House and Senate lawmakers both advanced their respective versions of the fiscal year 2018 intelligence authorization bill July 28.
The full House passed its bill (H.R. 3180) by a 380-35 vote, while the Senate Select Committee on Intelligence (SSCI) announced that it approved its version by a 14-1 vote. The latter measure now heads to the full Senate for its consideration.
Both bills, much of which are classified, seek to improve intelligence-gathering satellites. Rep. Denny Heck (D-Wash.), a member of the House Permanent Select Committee on Intelligence (HPSCI), said the House bill would support “some truly cutting-edge space technologies” to increase the resiliency of intelligence-gathering satellites.
Sen. Mark Warner (D-Va.), the SSCI’s vice chairman, said the Senate bill “continues the initiatives this committee has undertaken over the last several years to push the intelligence community to be more innovative in its approach to overhead satellite systems.”
Rep. Devin Nunes (R-Calif.), the HPSCI’s chairman, said the House bill would implement the first stage of a committee initiative to ”streamline and optimize” defense intelligence, starting with the Defense Intelligence Agency (DIA). According to a committee summary, the bill would eliminate several DIA components and functions or realign them to other intelligence community elements.

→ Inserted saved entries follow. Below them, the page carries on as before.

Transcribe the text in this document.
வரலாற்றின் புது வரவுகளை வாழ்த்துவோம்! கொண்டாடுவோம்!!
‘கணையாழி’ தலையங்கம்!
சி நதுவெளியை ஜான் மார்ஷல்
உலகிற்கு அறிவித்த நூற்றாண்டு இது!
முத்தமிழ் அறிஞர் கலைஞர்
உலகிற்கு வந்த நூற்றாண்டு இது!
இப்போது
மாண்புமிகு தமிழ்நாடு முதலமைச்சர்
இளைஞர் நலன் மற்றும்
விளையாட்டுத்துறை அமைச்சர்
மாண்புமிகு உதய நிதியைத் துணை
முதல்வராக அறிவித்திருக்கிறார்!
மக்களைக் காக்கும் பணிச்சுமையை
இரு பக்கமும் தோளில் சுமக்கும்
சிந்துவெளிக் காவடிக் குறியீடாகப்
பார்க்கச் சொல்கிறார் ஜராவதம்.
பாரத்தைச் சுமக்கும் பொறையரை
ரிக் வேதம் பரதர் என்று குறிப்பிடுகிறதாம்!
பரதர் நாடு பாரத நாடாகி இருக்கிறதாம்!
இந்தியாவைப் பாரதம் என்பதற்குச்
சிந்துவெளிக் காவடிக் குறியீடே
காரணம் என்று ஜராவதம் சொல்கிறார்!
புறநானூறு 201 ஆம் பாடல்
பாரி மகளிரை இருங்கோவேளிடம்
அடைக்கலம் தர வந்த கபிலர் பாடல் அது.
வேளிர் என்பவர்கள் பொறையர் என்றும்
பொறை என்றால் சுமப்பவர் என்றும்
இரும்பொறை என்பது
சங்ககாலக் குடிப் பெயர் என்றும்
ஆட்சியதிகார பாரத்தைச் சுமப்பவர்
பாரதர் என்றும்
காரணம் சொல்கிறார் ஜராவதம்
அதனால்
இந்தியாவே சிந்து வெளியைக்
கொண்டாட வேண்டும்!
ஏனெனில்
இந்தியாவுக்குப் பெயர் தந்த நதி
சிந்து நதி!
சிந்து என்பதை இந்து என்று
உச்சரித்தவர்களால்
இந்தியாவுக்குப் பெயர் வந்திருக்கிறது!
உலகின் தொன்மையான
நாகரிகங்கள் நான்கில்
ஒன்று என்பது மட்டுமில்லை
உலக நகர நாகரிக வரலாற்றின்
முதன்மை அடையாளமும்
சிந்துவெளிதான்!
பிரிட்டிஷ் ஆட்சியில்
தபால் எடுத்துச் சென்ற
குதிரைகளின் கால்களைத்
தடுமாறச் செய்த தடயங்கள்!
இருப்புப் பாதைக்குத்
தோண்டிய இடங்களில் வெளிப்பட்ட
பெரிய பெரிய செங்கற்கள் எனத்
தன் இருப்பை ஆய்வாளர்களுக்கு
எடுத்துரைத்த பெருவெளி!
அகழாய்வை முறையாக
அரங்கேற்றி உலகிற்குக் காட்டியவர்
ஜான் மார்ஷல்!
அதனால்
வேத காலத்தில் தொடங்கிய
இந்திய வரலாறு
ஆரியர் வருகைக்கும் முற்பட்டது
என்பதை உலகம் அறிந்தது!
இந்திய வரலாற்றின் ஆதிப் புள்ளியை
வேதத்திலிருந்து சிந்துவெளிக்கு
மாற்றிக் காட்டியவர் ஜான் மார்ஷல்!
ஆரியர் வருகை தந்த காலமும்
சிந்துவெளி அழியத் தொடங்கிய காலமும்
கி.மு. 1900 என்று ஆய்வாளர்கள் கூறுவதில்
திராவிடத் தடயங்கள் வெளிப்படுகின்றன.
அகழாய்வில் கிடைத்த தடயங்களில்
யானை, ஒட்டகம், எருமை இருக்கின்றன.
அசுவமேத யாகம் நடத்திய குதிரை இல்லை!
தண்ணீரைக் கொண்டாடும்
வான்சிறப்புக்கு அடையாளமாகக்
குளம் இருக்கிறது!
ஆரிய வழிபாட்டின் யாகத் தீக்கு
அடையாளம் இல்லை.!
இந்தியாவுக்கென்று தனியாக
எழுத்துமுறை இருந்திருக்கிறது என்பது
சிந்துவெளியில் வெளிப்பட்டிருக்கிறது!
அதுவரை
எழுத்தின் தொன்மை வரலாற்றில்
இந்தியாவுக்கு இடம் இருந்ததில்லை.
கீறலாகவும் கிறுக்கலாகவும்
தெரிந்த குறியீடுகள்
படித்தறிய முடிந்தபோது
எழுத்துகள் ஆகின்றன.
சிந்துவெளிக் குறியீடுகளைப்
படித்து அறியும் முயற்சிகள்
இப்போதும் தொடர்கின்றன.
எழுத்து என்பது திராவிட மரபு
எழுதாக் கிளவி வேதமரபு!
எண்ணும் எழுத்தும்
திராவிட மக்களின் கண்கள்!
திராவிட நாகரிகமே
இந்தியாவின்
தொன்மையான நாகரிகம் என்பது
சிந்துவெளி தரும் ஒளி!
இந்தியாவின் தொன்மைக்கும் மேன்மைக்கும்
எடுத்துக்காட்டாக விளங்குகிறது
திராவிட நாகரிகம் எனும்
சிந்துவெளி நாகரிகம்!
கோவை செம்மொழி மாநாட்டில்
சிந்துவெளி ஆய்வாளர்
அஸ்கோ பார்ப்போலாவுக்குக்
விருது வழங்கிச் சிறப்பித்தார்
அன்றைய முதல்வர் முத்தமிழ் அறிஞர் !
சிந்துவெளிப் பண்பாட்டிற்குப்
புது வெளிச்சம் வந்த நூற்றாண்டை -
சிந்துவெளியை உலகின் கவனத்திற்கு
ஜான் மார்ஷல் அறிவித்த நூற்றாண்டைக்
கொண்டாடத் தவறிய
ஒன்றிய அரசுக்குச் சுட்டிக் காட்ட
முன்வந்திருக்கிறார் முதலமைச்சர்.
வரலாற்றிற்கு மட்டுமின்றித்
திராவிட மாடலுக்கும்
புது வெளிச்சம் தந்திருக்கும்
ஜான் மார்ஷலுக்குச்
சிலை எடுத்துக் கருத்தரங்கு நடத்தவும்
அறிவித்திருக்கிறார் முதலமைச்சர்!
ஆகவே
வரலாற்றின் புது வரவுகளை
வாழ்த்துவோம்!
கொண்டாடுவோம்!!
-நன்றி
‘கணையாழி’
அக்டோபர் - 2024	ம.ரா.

The House bill also encourages the intelligence community to speed up the development of automation technology to help it process the growing amount of data it collects.
“For example, wide-area motion imagery collection capabilities have evolved with technology and are producing extremely valuable [intelligence, surveillance and reconnaissance] data, but processing and integration of this data is labor-intensive,” the HPSCI wrote in a report explaining its bill. The Defense Department “continues to struggle to apply commercially available data analysis and machine-learning capabilities.”
The House bill also aims to bolster intelligence oversight by ensuring that intelligence community contractors can meet freely with lawmakers.
Warner said the Senate bill “contains important reforms to security-clearance procedures,” but his statement did not elaborate. The SSCI has not yet publicly released its legislation.